AKP yapabilir mi?
ABD-Türkiye ilişkileri suyun arada kaynar, sonra birden buz gibi aktığı “İskoç duşu”na benziyor. Özellikle kuzey Suriye’nin durumu konusunda Ankara ve Washington’un sürekli olarak hem birbirlerini, hem de kendi bir...
ABD-Türkiye ilişkileri suyun arada kaynar, sonra birden buz gibi aktığı “İskoç duşu”na benziyor. Özellikle kuzey Suriye’nin durumu konusunda Ankara ve Washington’un sürekli olarak hem birbirlerini, hem de kendi bir önceki sözlerini eskilerin deyimiyle “nakzeden” açıklamaları arasında gerçeğin ne olduğunu anlamak da güçleşiyor.

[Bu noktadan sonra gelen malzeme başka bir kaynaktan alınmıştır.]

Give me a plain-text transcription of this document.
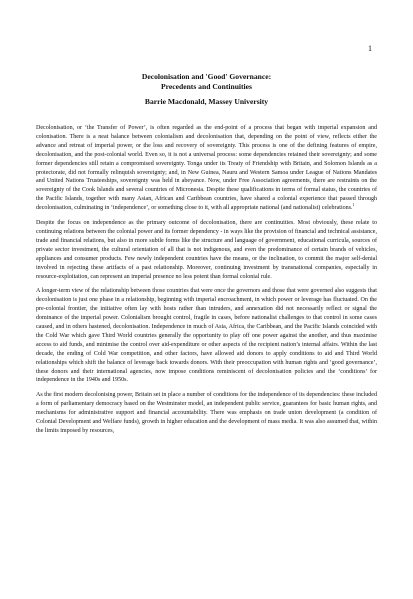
1
Decolonisation and 'Good' Governance:
Precedents and Continuities
Barrie Macdonald, Massey University

Decolonisation, or ‘the Transfer of Power’, is often regarded as the end-point of a process that began with imperial expansion and colonisation. There is a neat balance between colonialism and decolonisation that, depending on the point of view, reflects either the advance and retreat of imperial power, or the loss and recovery of sovereignty. This process is one of the defining features of empire, decolonisation, and the post-colonial world. Even so, it is not a universal process: some dependencies retained their sovereignty; and some former dependencies still retain a compromised sovereignty. Tonga under its Treaty of Friendship with Britain, and Solomon Islands as a protectorate, did not formally relinquish sovereignty; and, in New Guinea, Nauru and Western Samoa under League of Nations Mandates and United Nations Trusteeships, sovereignty was held in abeyance. Now, under Free Association agreements, there are restraints on the sovereignty of the Cook Islands and several countries of Micronesia. Despite these qualifications in terms of formal status, the countries of the Pacific Islands, together with many Asian, African and Caribbean countries, have shared a colonial experience that passed through decolonisation, culminating in ‘independence’, or something close to it, with all appropriate national (and nationalist) celebrations.$^1$

Despite the focus on independence as the primary outcome of decolonisation, there are continuities. Most obviously, these relate to continuing relations between the colonial power and its former dependency - in ways like the provision of financial and technical assistance, trade and financial relations, but also in more subtle forms like the structure and language of government, educational curricula, sources of private sector investment, the cultural orientation of all that is not indigenous, and even the predominance of certain brands of vehicles, appliances and consumer products. Few newly independent countries have the means, or the inclination, to commit the major self-denial involved in rejecting these artifacts of a past relationship. Moreover, continuing investment by transnational companies, especially in resource-exploitation, can represent an imperial presence no less potent than formal colonial rule.

A longer-term view of the relationship between those countries that were once the governors and those that were governed also suggests that decolonisation is just one phase in a relationship, beginning with imperial encroachment, in which power or leverage has fluctuated. On the pre-colonial frontier, the initiative often lay with hosts rather than intruders, and annexation did not necessarily reflect or signal the dominance of the imperial power. Colonialism brought control, fragile in cases, before nationalist challenges to that control in some cases caused, and in others hastened, decolonisation. Independence in much of Asia, Africa, the Caribbean, and the Pacific Islands coincided with the Cold War which gave Third World countries generally the opportunity to play off one power against the another, and thus maximise access to aid funds, and minimise the control over aid-expenditure or other aspects of the recipient nation’s internal affairs. Within the last decade, the ending of Cold War competition, and other factors, have allowed aid donors to apply conditions to aid and Third World relationships which shift the balance of leverage back towards donors. With their preoccupation with human rights and ‘good governance’, these donors and their international agencies, now impose conditions reminiscent of decolonisation policies and the ‘conditions’ for independence in the 1940s and 1950s.

As the first modern decolonising power, Britain set in place a number of conditions for the independence of its dependencies: these included a form of parliamentary democracy based on the Westminster model, an independent public service, guarantees for basic human rights, and mechanisms for administrative support and financial accountability. There was emphasis on trade union development (a condition of Colonial Development and Welfare funds), growth in higher education and the development of mass media. It was also assumed that, within the limits imposed by resources,
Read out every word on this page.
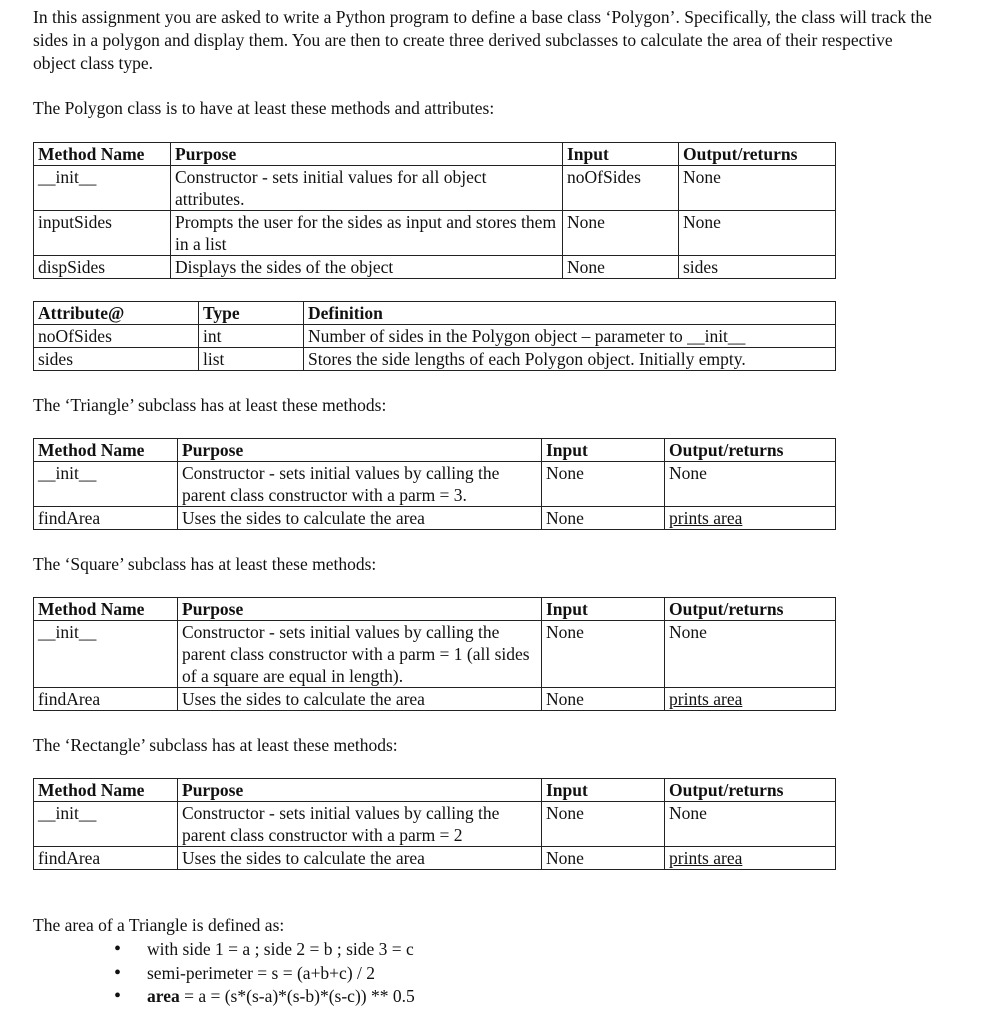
In this assignment you are asked to write a Python program to define a base class ‘Polygon’. Specifically, the class will track the sides in a polygon and display them. You are then to create three derived subclasses to calculate the area of their respective object class type.
The Polygon class is to have at least these methods and attributes:
Method Name	Purpose	Input	Output/returns
__init__	Constructor - sets initial values for all object attributes.	noOfSides	None
inputSides	Prompts the user for the sides as input and stores them in a list	None	None
dispSides	Displays the sides of the object	None	sides
Attribute@	Type	Definition
noOfSides	int	Number of sides in the Polygon object – parameter to __init__
sides	list	Stores the side lengths of each Polygon object. Initially empty.
The ‘Triangle’ subclass has at least these methods:
Method Name	Purpose	Input	Output/returns
__init__	Constructor - sets initial values by calling the parent class constructor with a parm = 3.	None	None
findArea	Uses the sides to calculate the area	None	prints area
The ‘Square’ subclass has at least these methods:
Method Name	Purpose	Input	Output/returns
__init__	Constructor - sets initial values by calling the parent class constructor with a parm = 1 (all sides of a square are equal in length).	None	None
findArea	Uses the sides to calculate the area	None	prints area
The ‘Rectangle’ subclass has at least these methods:
Method Name	Purpose	Input	Output/returns
__init__	Constructor - sets initial values by calling the parent class constructor with a parm = 2	None	None
findArea	Uses the sides to calculate the area	None	prints area
The area of a Triangle is defined as:
• with side 1 = a ; side 2 = b ; side 3 = c
• semi-perimeter = s = (a+b+c) / 2
• area = a = (s*(s-a)*(s-b)*(s-c)) ** 0.5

Ama iyi bir savunma oyuncusu gibi, gözünüzü toptan ayırmazsınız, çalımı yemez ve her sunulanı yutmazsınız.
Durum, ana çizgileriyle şöyle özetlenebilir:
Bölgedeki sınırların değişmesinden yana olan ve Ortadoğu’da İsrail’in yanı sıra daha az maliyetli bir yeni stratejik ortak yaratmayı hedefleyen, bunun için ayrılıkçı, terorist örgütlerden vazgeçmeyeceğini, bunlara dokunulmasına göz yummayacağını açıkça ilan eden Trump yönetimi ile Türkiye arasındaki temel çıkar çatışması iyice belli olmuştur.
Trump bir yandan sopa gösterirken, öte yandan da, Türkiye’nin daha fazla tepkisini çekmemek için, geçmişte yaşadıklarımızın ışığında ayrılıkçı terör güçlerini örtülü Amerikan koruması altına alacağı belli olan “güvenli bölge” uygulaması önermektedir.
***
Bu durumda Ankara’nın karşısında iki seçenek bulunmaktadır: Ya Astana süreci çerçevesinde, İran ve Rusya ile de anlaşarak ve uyum içinde, Suriye’nin toprak bütünlüğünün gerçekleşmesine yardımcı bir yol izleyerek, Kuzey Irak’ta YPG-PYD temelli bir ABD girişiminin önünü kesecek, ya da içerikten yoksun Suriye’nin toprak bütünlüğüne saygı türkülerini okurken, bölgedeki Amerikan politikasının doğrultusunda kendi bindiği dalı kesmeye yönelecek.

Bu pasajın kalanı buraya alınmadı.